Pion
“Kakek!”
Hanya berteriak yang bisa aku lakukan. Saat itu kakek mencoba menghadang seorang copet, alhasil, kakek di tusuk oleh copet itu. Tapi, usahanya tidak sia-sia, copet itu tertangkap, kakek dengan cepat dibawa ke rumah sakit.
Menyesal, karena remaja 17 tahun sepertiku ini tidak bisa berbuat apa-apa. Sebelum copet itu berhadapan dengan kakek, aku sudah berpapasan dengan copet itu, tapi tidak bisa berbuat apa-apa. Aku menyingkir dari jalan, dimana copet itu berlari, berlari ke arah rumah kakek. Kebetulan kakek masih berdiri di depan pagar rumahnya. Mengantarkan kepulanganku.
“Mama? Dimana?” Aku langsung menghubungi mamaku. Harus diberitahu, bahwa sekarang kakek sedang di rumah sakit.
“Di rumah tante Lala, Yo. Ada apa? Ko suaramu panik gini?” Jawabnya.
“Kakek, ditusuk. Sekarang di rumah sakit sebelah perumahan kakek.” Dengan pelan aku beritahu, tidak tahu harus memberitahu mama dengan nada bicara seperti apa.
Tut. . .
Tanpa merespon, telpon mama matikan.
Sangat menyedihkan, remaja 17 tahun, sepertiku takut kepada seorang copet yang badannya saja sedikit lebih kecil dariku. Batinku. Duduk termenung sambil menunggu kabar selanjutnya, hanya itu yang aku lakukan.
“Kakekmu itu, kuat.”
suara mama yang tanpa kusadari sudah berdiri di sampingku sambil menatap IGD, dimana kakek berada.
“Gimana ceritanya kakek bisa ketusuk?” Tanya mama.
“Cop-copet.” Jawabku terbata-bata.
Mama diam, pandangannya tidak teralihkan dari IGD. Ayahnya dalam kondisi antara hidup dan mati, tidak mungkin mama tidak cemas, mama hanya menyembunyikannya. Gumamku.
“Pasti selamat. Kamu harus yakin.” Ucapnya dengan suara lemas.
“Ayah kapan pulang?” Tanyaku. Belum mama menjawab pertanyaan itu, aku lontarkan keluh. “Ayah itu, bertugas melindungi Negara. Tapi tidak bisa melindungi keluarga-“
“Gio!” Belum selesai, mama memotong perkataanku dengan membentak. “Kejadian ini, tidak diinginkan siapapun, tidak di rencanakan.

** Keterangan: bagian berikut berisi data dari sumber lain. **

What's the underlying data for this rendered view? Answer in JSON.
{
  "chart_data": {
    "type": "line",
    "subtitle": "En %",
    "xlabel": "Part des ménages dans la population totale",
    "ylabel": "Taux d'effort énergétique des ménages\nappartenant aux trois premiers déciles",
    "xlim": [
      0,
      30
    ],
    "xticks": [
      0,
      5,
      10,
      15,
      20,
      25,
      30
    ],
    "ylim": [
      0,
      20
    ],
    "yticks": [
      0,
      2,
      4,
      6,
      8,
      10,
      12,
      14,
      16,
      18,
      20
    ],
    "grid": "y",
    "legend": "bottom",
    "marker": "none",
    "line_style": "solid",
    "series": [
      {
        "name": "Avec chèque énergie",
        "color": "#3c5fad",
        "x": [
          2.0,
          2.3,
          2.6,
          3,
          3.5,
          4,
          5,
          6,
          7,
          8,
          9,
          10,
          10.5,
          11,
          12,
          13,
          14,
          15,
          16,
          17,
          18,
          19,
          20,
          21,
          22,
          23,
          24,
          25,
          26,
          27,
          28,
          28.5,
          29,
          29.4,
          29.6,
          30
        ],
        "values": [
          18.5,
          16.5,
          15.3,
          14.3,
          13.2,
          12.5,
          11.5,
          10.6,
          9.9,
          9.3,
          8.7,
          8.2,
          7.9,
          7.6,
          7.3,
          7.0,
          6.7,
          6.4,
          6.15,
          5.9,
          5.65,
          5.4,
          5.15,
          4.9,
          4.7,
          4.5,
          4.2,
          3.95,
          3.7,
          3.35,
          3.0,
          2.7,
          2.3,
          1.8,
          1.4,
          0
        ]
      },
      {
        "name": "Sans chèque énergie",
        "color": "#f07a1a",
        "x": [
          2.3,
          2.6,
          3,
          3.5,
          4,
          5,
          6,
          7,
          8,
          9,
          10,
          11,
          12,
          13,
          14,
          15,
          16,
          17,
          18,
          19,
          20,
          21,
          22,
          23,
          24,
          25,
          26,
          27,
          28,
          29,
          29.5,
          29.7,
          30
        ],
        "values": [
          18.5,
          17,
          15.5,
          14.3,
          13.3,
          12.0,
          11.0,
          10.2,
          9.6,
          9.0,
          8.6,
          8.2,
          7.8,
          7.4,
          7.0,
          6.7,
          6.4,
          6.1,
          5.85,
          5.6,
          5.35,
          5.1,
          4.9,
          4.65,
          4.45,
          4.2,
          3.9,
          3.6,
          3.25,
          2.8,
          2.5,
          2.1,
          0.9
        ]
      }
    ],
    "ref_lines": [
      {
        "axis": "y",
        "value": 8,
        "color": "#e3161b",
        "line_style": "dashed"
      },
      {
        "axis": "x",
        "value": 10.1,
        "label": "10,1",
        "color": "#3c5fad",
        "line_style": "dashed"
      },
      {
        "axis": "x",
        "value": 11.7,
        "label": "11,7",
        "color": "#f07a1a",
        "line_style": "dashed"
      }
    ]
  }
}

Ini kehendak Tuhan. Ayah gak salah.”
Ya, aku tau hal itu. “Maaf ma, coba aja Gio saat itu-“
“Kamu hanya akan bernasib sama, Gio. Kamu juga, tidak perlu menyalahkan dirimu sendiri.” Mama memotong ucapanku lagi.
Walaupun belum selesai aku berbicara, mama sudah tau maksud ucapanku. Memang betul kata mama, aku tidak bisa berbuat apa-apa. Aku hanya anak SMA tahun ketiga yang juga seorang kutu buku. Meskipun tubuhku terbilang cukup besar, tapi aku tidak bisa bela diri, berkelahi saja tidak pernah, karena aku selalu menjaga keamanan diriku sendiri sejak TK, tidak ingin buat masalah dan tidak ingin terlibat masalah, begitulah aku.
“Ayah pulang hari Minggu, 3 hari lagi.” Mama menjawab pertanyaanku yang sebelumnya.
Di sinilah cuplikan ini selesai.